Mon Oct 27 08:58:52 PDT 2008

The Material World and The Shapes of Crystals

As Madonna once said, 'We are living in a material world'.

And as Madonna indicates, occasionally it is interesting to reflect on the fact that the world around us is composed of molecules and atoms.

Indeed, the Greeks deduced the fact that substances must be composed of indivisible units called atoms in the sixth century BC.

However, it is sometimes hard to appreciate the importance and relevance of atoms and molecules in day to day life.

If you find yourself wondering about the immediate relevance of atoms in the world around you, take a look at a simple crystal.

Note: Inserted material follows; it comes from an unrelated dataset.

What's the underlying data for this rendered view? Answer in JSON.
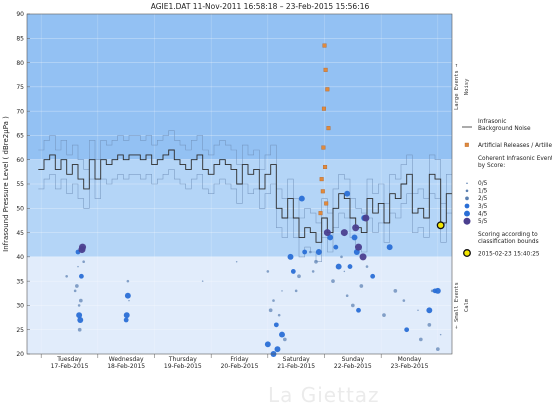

A diamond in a piece of jewelry, a grain of sugar, or salt has a very well defined shape. And that shape is determined by the structure of the atomic surfaces which make up that crystal.

Diamonds, sugar, and salt adopt their well defined shapes because of their regular atomic patterns. It doesn't matter how you make salt, it always makes crystals which are cubic. The well defined shapes of diamond, sugar, and all manner of crystals are a results of the well defined structures which their atoms adopt.

The image below is a view of the structure of a crystal of perovskite. Many compounds adopt the perovskite structure, including CaTiO3, BaTiO3 and MgSiO3. However, this is not an atomic level view, instead it is a view of the shape or morphology of a crystal of perovskite as you would see it in a sample of the real material.

Perovskite Morphology

Using modeling techniques, and a knowledge of the crystal structure of perovskite, it is possible to calculate the morphology of the crystal.

Here is how atomic and molecular structure determines molecular shape. Atoms and molecules in crystals form regular packing arrangements based on inter-atomic forces. These forces cause the atoms of a given substance to always arrange themselves in a well defined structure.

However, crystals have a set of surfaces and these surfaces, for small crystals, are chosen such that the overall energy of the crystal is minimized. So the crystal favors surfaces with low energies. So the bulk packing of the atoms into the crystal and the surfaces which are seen in small crystals are those which minimize the energy of the system.

In our material world, diamonds, sugar, and salt, and all manner of materials, adopt their well defined crystal shapes as a consequence of their constituent atoms and the minimization of the energy of their systems.